McKinlay represented Basketball Manawatu at the U17 National Championship in 2017 and the U19 National Championship in 2018 and 2019, earning Tournament team honours all three years. He also played at the 2019 U23 National Championship, where he was named to the All-Star Five.

==Basketball career==
===NZNBL and college===
McKinlay debuted in the New Zealand National Basketball League (NZNBL) in the 2018 season with the Manawatu Jets, joining just a handful of players to play in the league while still at high school. He was a regular member of the playing squad and started in a number of games. On 25 May 2018, he scored a season-high nine points in a 109–101 loss to the Wellington Saints. His nine points were tallied with three 3-pointers in the first quarter. He averaged 2.7 points and 1.0 rebounds in 12 games in his rookie year.

With the Jets in the 2019 New Zealand NBL season, McKinlay totalled eight points in eight games. Following the season, he competed in the NBA Academy Games in the United States.

In October 2019, McKinlay committed to play college basketball for Mineral Area College in the National Junior College Athletic Association (NJCAA). On 1 January 2020, he scored a season-high 14 points in a 111–70 win over Faith Prep. In 26 games in the 2019–20 season, he averaged 3.5 points and 1.6 rebounds per game.

McKinlay returned to New Zealand in 2020 but did not play due to the COVID-19 pandemic.

In February 2021, McKinlay signed with the Manawatu Jets for the 2021 New Zealand NBL season. He was brought in to play both forward positions and during the season he was touted as a "defensive lynchpin". On 23 May 2021, he had a career-best game with 15 points, seven rebounds and seven steals in an 85–77 win over the Taranaki Mountainairs. On 13 June, he was carried off the court with a serious knee injury late in the first quarter against the Wellington Saints.
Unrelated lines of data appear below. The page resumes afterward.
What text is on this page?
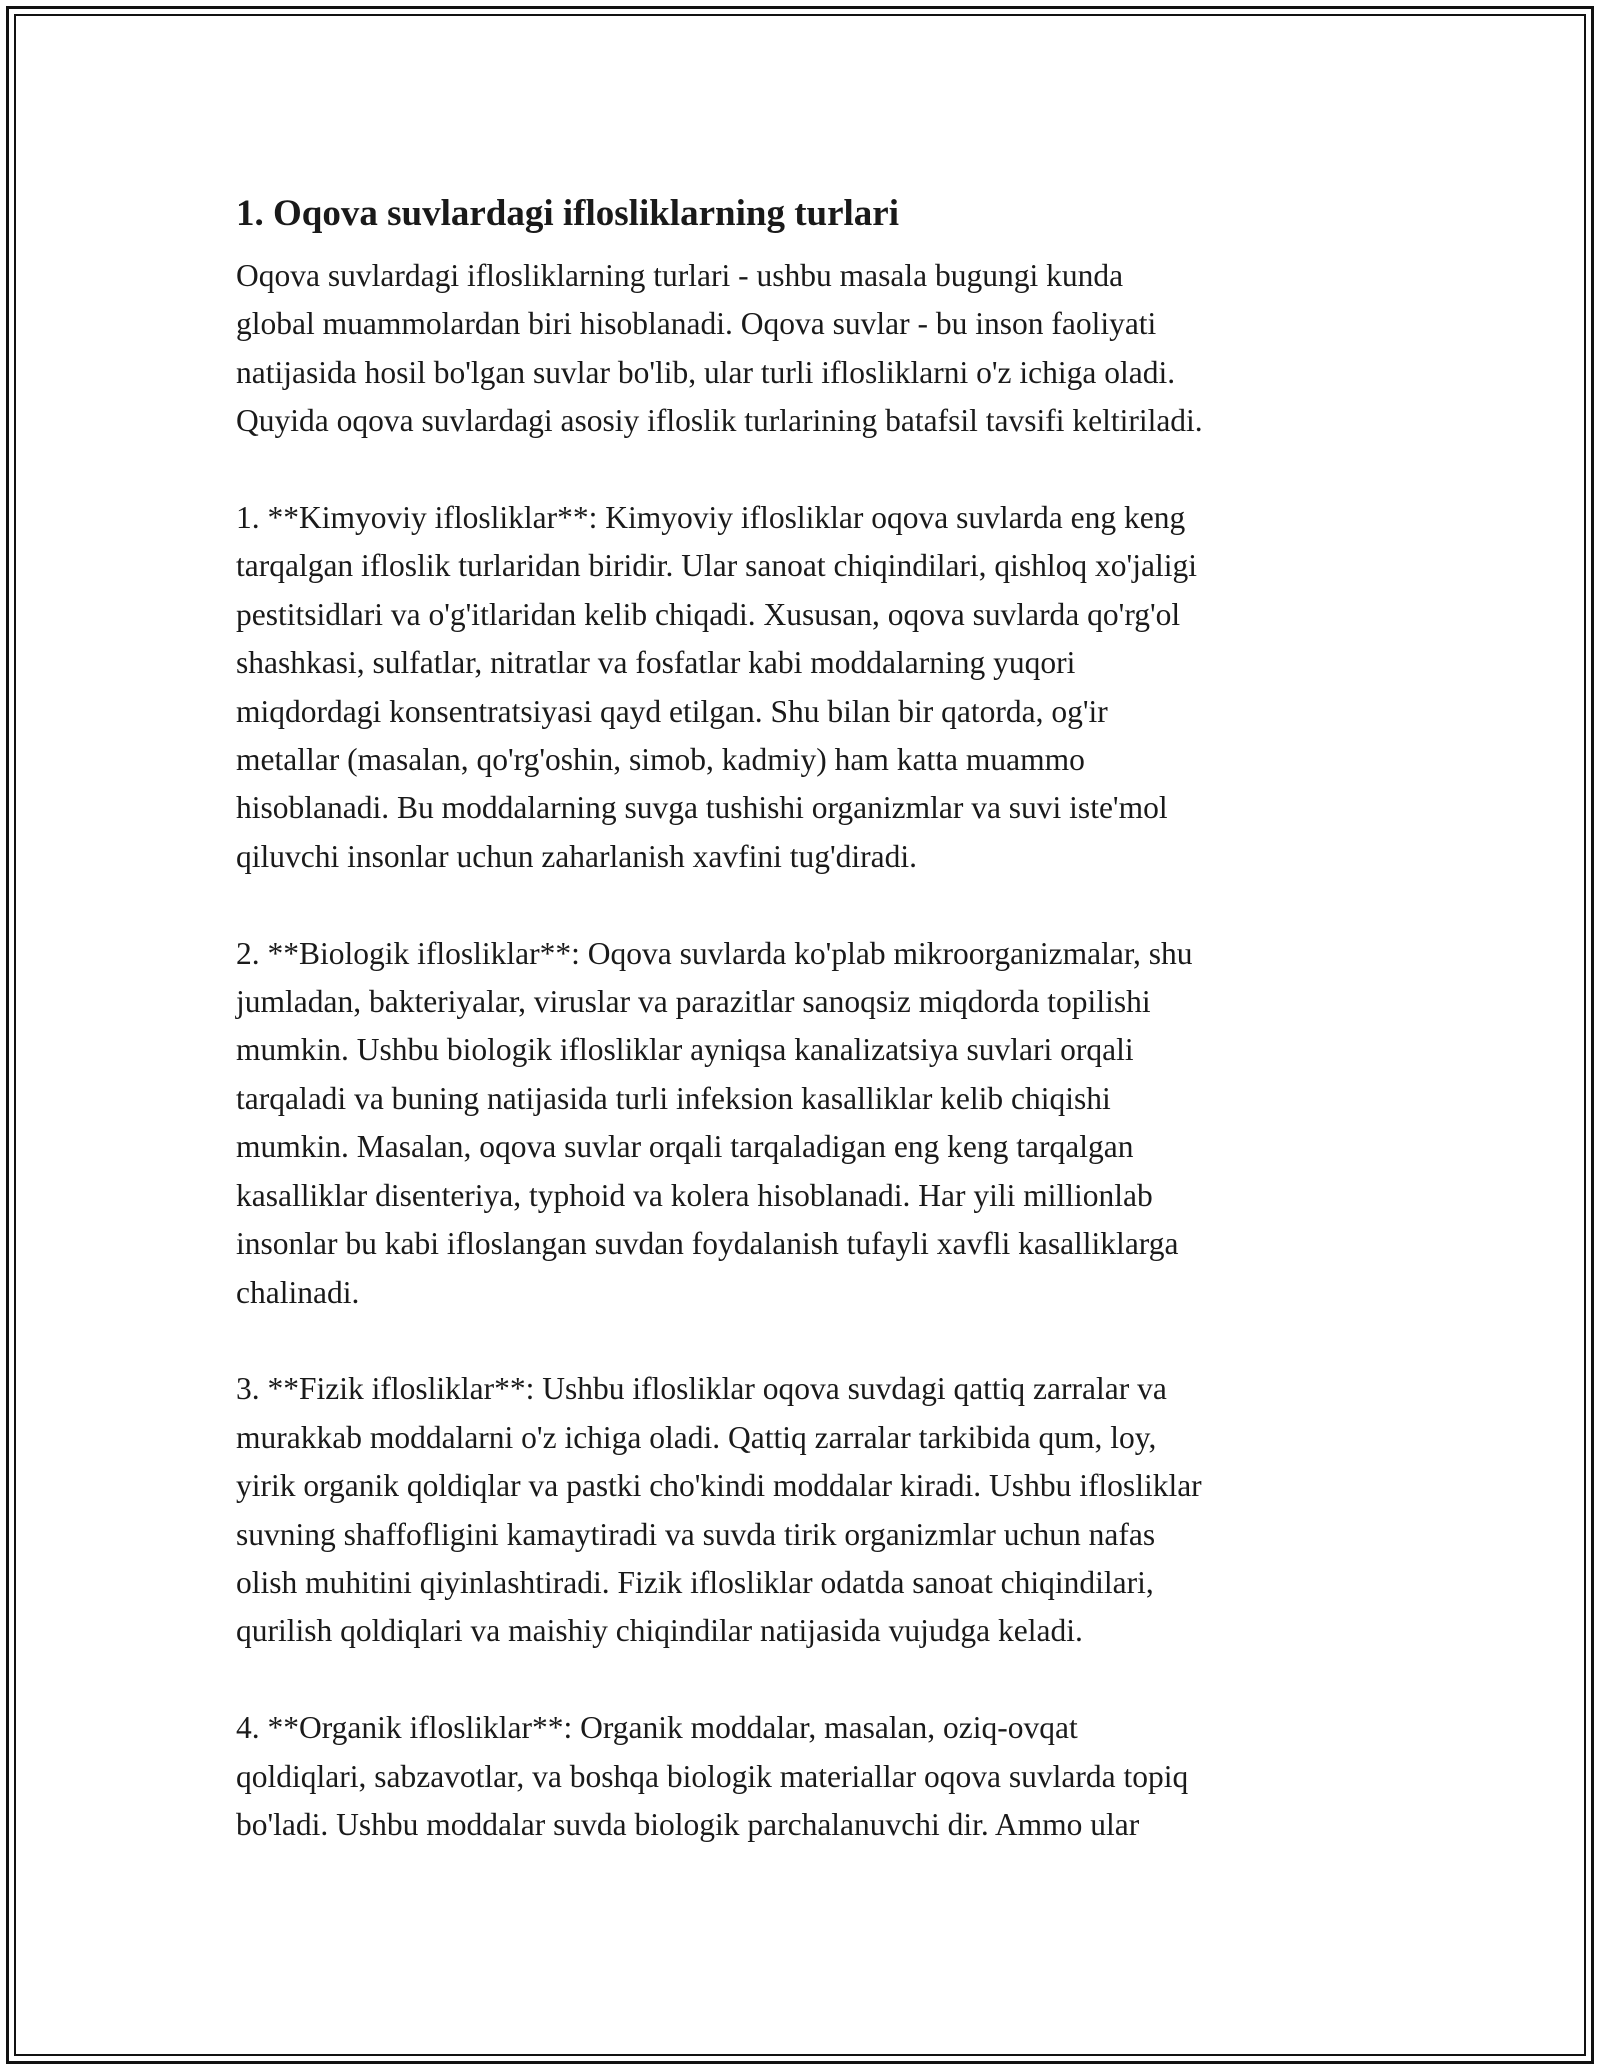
1. Oqova suvlardagi iflosliklаrning turlari

Oqova suvlardagi iflosliklаrning turlari - ushbu masala bugungi kunda
global muammolardan biri hisoblanadi. Oqova suvlar - bu inson faoliyati
natijasida hosil bo'lgan suvlar bo'lib, ular turli iflosliklаrni o'z ichiga oladi.
Quyida oqova suvlardagi asosiy ifloslik turlarining batafsil tavsifi keltiriladi.

1. **Kimyoviy iflosliklаr**: Kimyoviy iflosliklаr oqova suvlarda eng keng
tarqalgan ifloslik turlaridan biridir. Ular sanoat chiqindilari, qishloq xo'jaligi
pestitsidlari va o'g'itlaridan kelib chiqadi. Xususan, oqova suvlarda qo'rg'ol
shashkasi, sulfatlar, nitratlar va fosfatlar kabi moddalarning yuqori
miqdordagi konsentratsiyasi qayd etilgan. Shu bilan bir qatorda, og'ir
metallar (masalan, qo'rg'oshin, simob, kadmiy) ham katta muammo
hisoblanadi. Bu moddalarning suvga tushishi organizmlar va suvi iste'mol
qiluvchi insonlar uchun zaharlanish xavfini tug'diradi.

2. **Biologik iflosliklаr**: Oqova suvlarda ko'plab mikroorganizmalar, shu
jumladan, bakteriyalar, viruslar va parazitlar sanoqsiz miqdorda topilishi
mumkin. Ushbu biologik iflosliklаr ayniqsa kanalizatsiya suvlari orqali
tarqaladi va buning natijasida turli infeksion kasalliklar kelib chiqishi
mumkin. Masalan, oqova suvlar orqali tarqaladigan eng keng tarqalgan
kasalliklar disenteriya, typhoid va kolera hisoblanadi. Har yili millionlab
insonlar bu kabi ifloslangan suvdan foydalanish tufayli xavfli kasalliklarga
chalinadi.

3. **Fizik iflosliklаr**: Ushbu iflosliklаr oqova suvdagi qattiq zarralar va
murakkab moddalarni o'z ichiga oladi. Qattiq zarralar tarkibida qum, loy,
yirik organik qoldiqlar va pastki cho'kindi moddalar kiradi. Ushbu iflosliklаr
suvning shaffofligini kamaytiradi va suvda tirik organizmlar uchun nafas
olish muhitini qiyinlashtiradi. Fizik iflosliklаr odatda sanoat chiqindilari,
qurilish qoldiqlari va maishiy chiqindilar natijasida vujudga keladi.

4. **Organik iflosliklаr**: Organik moddalar, masalan, oziq-ovqat
qoldiqlari, sabzavotlar, va boshqa biologik materiallar oqova suvlarda topiq
bo'ladi. Ushbu moddalar suvda biologik parchalanuvchi dir. Ammo ular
He was diagnosed with a dislocated knee and missed the rest of the season. In 11 games, he averaged 6.8 points, 6.6 rebounds, 1.0 assists and 1.6 steals per game.

By December 2021, McKinlay had recovered from the injury and had signed with the Wellington Saints for the 2022 season. He was also set to play in the NBL 3x3 Cup in February 2022.

===National team===
In April 2018, McKinlay represented New Zealand at the FIBA Under-16 Asian Championship in China. The Junior Tall Blacks won the bronze medal with a 76–60 win over Philippines in the third place game, becoming the first Junior Tall Blacks team to qualify for the FIBA Under-17 World Cup. McKinlay averaged 8.5 points and 4.0 rebounds in six games. At the 2018 FIBA Under-17 Basketball World Cup in Argentina a few months later, he averaged 4.4 points, 3.3 rebounds and 1.1 assists in seven games.

==Personal life==
McKinlay's immediate family consisted of his mother, Gayna, who was a solo parent.

Away from basketball, McKinlay had done some work as a teacher aide and during the 2021 off-season he had been working at Acrow Scaffolding in Palmerston North.

==Death==
McKinlay died on 20 December 2021, shortly before 6:00 a.m., following a serious crash involving his car and a truck on State Highway 1 in the Horowhenua District north of Ōtaki. He had been playing basketball in Wellington the previous day and was coming back to Palmerston North for work.

In July 2022, the Manawatu Jets retired McKinlay's No. 12 jersey.